Senden ilerde yürümem
yılan sokmasın diye mi
sandaletli ayaklarını?
Denge asla kurulamaz.
Bunun için susar yıldızlar
açmazlar ağızlarını.
Nasıl gecer mevsim
nasıl
neyle ölçülür
yokluğunun takviminde?
Nasıl ölçmeli
altüst ışığımın
akış hızını
olanlarda
ve olacağın dağında?
Denge asla kurulamaz.
Neyse ki gözlerimiz geceleri
yansılar birbirini
ve geçer tüm baş dönmeleri.
Koşuyorum; kalbimin attığını duyma çabası. Bir baştan öbür başa... Kuyruğum cama çarpıyor. Canım yanmıyor. Canım atmıyor. Yoruyorum, koşuyorum... Soluğumu tutuyorum. Atmıyor!
Zaman dondu sandım. Günler önceleri avucumda birikir gibiydi. Tutmuştum teker teker. Sonra farkettim. Sayıların gölgeleri koyu birer damga gibi işlendi. Yıldız tozlarıyla beraber zaman arsızca aktı gitti.... Lanet olsun, akıyor! Gidiyor!
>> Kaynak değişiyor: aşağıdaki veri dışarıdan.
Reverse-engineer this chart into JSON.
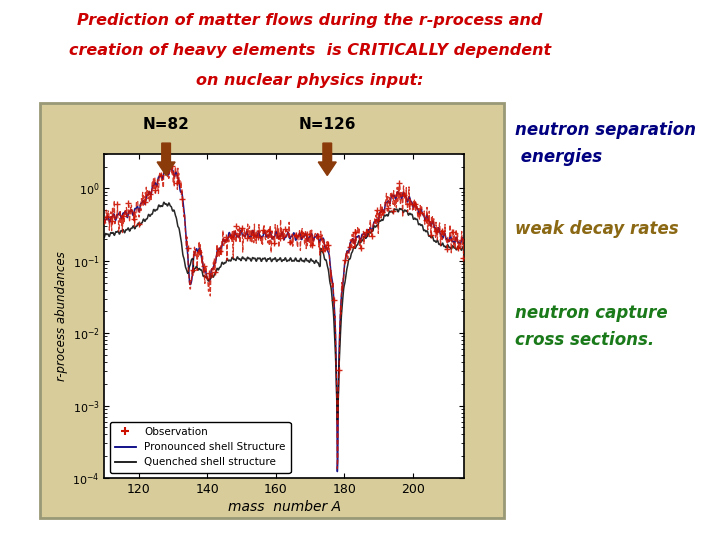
{
  "title_line1": "Prediction of matter flows during the r-process and",
  "title_line2": "creation of heavy elements  is CRITICALLY dependent",
  "title_line3": "on nuclear physics input:",
  "title_color": "#cc0000",
  "bg_color": "#ffffff",
  "panel_outer_bg": "#d8cc9a",
  "panel_inner_bg": "#ffffff",
  "n82_label": "N=82",
  "n126_label": "N=126",
  "arrow_color": "#8B3A0A",
  "xlabel": "mass  number A",
  "ylabel": "r-process abundances",
  "text_neutron_sep_line1": "neutron separation",
  "text_neutron_sep_line2": " energies",
  "text_neutron_sep_color": "#000080",
  "text_weak_decay": "weak decay rates",
  "text_weak_decay_color": "#8B6914",
  "text_neutron_cap_line1": "neutron capture",
  "text_neutron_cap_line2": "cross sections.",
  "text_neutron_cap_color": "#1a7a1a",
  "legend_obs": "Observation",
  "legend_blue": "Pronounced shell Structure",
  "legend_black": "Quenched shell structure",
  "xlim": [
    110,
    215
  ],
  "xticks": [
    120,
    140,
    160,
    180,
    200
  ],
  "obs_color": "#cc1100",
  "blue_color": "#000080",
  "black_color": "#111111"
}
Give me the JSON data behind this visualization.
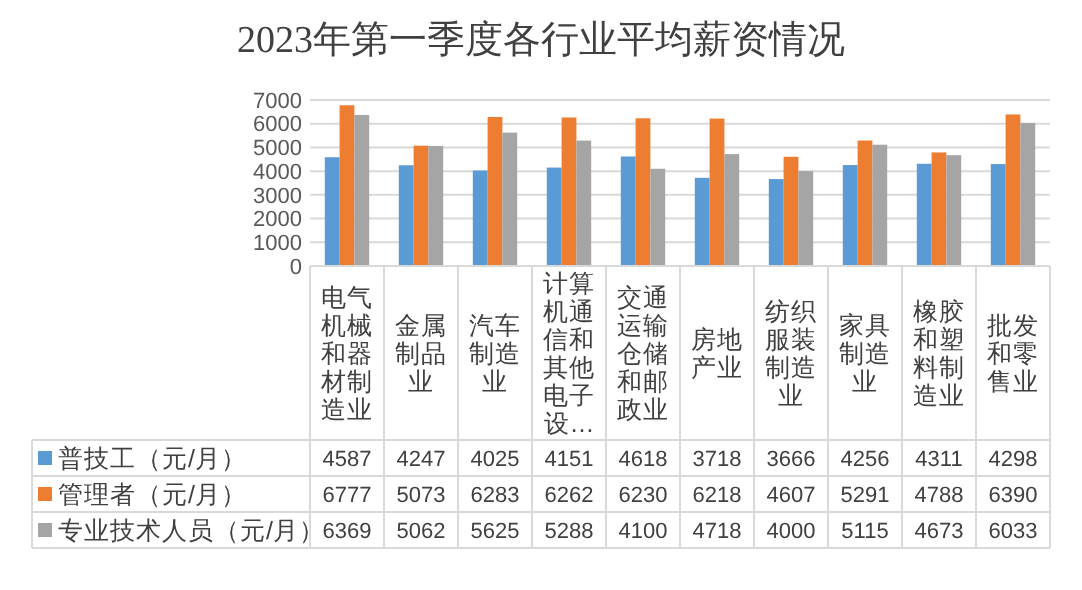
{
  "chart_data": {
    "type": "bar",
    "title": "2023年第一季度各行业平均薪资情况",
    "categories": [
      "电气机械和器材制造业",
      "金属制品业",
      "汽车制造业",
      "计算机通信和其他电子设…",
      "交通运输仓储和邮政业",
      "房地产业",
      "纺织服装制造业",
      "家具制造业",
      "橡胶和塑料制造业",
      "批发和零售业"
    ],
    "series": [
      {
        "name": "普技工（元/月）",
        "color": "#5b9bd5",
        "values": [
          4587,
          4247,
          4025,
          4151,
          4618,
          3718,
          3666,
          4256,
          4311,
          4298
        ]
      },
      {
        "name": "管理者（元/月）",
        "color": "#ed7d31",
        "values": [
          6777,
          5073,
          6283,
          6262,
          6230,
          6218,
          4607,
          5291,
          4788,
          6390
        ]
      },
      {
        "name": "专业技术人员（元/月）",
        "color": "#a5a5a5",
        "values": [
          6369,
          5062,
          5625,
          5288,
          4100,
          4718,
          4000,
          5115,
          4673,
          6033
        ]
      }
    ],
    "ylim": [
      0,
      7000
    ],
    "yticks": [
      0,
      1000,
      2000,
      3000,
      4000,
      5000,
      6000,
      7000
    ],
    "grid": "y",
    "legend": "bottom",
    "data_labels": true
  }
}
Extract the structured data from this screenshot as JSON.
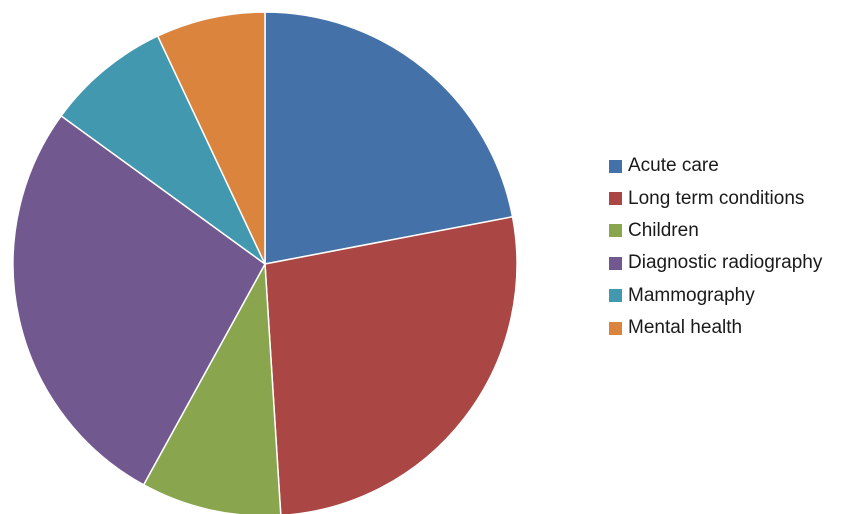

Yeni kimyam sanıları sanrılara çevirdi. Uyuşma hissi tanıdık... Uyuyan adamlara, uykusuz masallara alışık. Sanılarla başladı önce. Sandım ki kendimi bölersem varoluşumdan kurtulurum. Sandım ki yağmalanırsam varlığımı unuturum. Uyuştukça sanılar çizgiyi geçti... Kahrolası varoluş yerli yerinde! Kahrolası kalbim yerinde!